The other theme is the advent of targeting therapies. For decades, anticancer chemicals have been “basically poisons,” according to Curran. “The idea was that the poison would kill cancer cells faster than it would kill normal tissue.” In recent years, however, Curran says, research has gravitated toward nontoxic drugs that attack specific signaling pathways. The most prominent example so far is the drug sti571, known as Gleevec, which in a recent clinical trial put an amazing 53 out of 54 patients with chronic myelogenous leukemia into remission.

“It surprised a lot of people that it worked,” says Curran. “It raised hope in a lot of people, but it wasn’t an easy victory. That therapy was based on 30 years of fundamental research.”

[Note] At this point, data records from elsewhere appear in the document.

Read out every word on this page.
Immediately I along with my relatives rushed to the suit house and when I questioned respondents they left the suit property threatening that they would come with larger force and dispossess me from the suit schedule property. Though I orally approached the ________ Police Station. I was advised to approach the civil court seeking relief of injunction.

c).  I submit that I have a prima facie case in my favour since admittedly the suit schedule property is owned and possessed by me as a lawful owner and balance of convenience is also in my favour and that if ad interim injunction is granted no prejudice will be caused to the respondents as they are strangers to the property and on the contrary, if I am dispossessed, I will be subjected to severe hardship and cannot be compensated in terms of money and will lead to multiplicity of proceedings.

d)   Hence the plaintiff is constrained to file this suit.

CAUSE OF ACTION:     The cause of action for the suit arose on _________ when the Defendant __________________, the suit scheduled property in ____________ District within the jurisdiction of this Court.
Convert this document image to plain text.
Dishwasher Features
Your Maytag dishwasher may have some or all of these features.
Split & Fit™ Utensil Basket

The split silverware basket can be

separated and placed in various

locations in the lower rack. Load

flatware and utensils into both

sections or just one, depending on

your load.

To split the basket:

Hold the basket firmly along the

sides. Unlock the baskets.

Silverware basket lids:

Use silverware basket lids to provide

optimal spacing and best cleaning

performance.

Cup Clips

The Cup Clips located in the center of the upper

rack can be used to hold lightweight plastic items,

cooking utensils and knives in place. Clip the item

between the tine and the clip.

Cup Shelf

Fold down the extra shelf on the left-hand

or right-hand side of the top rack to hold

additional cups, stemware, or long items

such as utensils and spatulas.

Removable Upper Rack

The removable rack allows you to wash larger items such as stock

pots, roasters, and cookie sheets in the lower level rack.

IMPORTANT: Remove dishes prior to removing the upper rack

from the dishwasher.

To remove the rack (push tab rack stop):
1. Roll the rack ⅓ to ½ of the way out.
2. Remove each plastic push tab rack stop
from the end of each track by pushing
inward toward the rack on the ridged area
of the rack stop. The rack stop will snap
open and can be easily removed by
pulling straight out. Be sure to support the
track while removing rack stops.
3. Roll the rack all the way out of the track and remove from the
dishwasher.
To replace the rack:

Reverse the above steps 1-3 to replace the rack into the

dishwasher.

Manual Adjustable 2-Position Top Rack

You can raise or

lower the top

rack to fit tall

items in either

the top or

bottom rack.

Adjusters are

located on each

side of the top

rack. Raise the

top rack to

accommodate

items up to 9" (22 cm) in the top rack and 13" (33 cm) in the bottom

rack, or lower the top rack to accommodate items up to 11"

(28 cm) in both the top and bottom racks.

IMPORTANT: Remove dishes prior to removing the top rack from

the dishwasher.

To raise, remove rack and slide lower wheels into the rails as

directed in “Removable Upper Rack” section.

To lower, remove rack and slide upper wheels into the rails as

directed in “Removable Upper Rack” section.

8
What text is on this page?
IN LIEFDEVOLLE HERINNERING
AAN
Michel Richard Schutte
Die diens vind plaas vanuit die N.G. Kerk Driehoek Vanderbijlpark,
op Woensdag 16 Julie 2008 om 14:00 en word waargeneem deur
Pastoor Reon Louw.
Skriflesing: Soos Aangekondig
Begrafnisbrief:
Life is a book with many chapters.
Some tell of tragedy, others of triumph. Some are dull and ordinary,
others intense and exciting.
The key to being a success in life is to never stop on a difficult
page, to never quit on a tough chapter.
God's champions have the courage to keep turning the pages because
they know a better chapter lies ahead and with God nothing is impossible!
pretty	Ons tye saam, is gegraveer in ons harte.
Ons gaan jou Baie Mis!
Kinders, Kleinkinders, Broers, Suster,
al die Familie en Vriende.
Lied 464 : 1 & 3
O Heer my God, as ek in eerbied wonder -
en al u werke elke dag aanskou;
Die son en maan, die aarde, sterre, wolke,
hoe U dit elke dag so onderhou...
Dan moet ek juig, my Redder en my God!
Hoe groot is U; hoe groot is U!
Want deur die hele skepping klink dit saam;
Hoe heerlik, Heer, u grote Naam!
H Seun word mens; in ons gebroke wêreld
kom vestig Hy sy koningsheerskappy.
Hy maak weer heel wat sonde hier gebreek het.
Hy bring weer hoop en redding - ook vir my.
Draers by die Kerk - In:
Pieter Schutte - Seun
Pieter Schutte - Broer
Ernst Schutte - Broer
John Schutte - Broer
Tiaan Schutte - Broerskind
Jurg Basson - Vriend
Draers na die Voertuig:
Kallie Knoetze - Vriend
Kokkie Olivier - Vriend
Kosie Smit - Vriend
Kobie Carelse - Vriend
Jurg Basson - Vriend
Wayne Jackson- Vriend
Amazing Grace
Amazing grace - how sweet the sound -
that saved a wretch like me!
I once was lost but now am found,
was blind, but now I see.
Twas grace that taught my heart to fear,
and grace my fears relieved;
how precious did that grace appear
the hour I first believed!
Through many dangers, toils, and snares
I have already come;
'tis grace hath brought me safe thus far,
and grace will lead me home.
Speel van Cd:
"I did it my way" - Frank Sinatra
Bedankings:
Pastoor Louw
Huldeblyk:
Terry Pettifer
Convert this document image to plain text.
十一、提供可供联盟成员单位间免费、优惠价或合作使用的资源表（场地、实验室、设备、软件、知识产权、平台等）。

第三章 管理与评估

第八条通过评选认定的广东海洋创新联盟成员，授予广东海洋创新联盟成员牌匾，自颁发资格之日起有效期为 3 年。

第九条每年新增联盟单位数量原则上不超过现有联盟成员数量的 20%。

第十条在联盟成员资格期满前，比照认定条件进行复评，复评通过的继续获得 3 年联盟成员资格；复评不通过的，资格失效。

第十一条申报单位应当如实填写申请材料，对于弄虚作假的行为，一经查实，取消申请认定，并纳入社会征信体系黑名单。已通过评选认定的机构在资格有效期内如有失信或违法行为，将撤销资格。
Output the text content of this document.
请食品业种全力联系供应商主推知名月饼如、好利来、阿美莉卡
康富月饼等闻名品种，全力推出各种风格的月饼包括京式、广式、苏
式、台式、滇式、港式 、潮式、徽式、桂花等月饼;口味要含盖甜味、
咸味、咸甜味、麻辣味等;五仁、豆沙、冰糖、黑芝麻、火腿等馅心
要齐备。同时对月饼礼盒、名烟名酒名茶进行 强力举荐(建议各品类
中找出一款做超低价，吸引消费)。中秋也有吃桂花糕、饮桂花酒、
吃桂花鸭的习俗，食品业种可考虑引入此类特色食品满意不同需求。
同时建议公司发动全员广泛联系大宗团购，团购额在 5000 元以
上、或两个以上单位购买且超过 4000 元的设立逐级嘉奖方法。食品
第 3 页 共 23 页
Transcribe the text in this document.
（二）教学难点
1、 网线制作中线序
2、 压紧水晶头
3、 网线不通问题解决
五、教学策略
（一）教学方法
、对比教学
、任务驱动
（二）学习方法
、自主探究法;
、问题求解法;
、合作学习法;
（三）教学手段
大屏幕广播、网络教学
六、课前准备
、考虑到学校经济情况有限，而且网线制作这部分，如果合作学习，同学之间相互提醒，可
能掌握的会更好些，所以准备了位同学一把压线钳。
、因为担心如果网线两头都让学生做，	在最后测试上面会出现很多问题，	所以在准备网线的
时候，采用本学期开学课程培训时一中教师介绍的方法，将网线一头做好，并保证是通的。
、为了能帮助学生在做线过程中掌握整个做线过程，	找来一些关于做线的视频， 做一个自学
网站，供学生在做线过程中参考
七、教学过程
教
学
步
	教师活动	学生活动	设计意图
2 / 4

The most hopeful fact in cancer research, in Curran’s view, is that “the genome is finite. There is a finite number of signaling pathways that work together to promote normal growth, so there is a finite number of things that can go wrong and give rise to a tumor.” But he concedes that the process of uncovering all those errant pathways, and learning how to suppress them, will take researchers many years.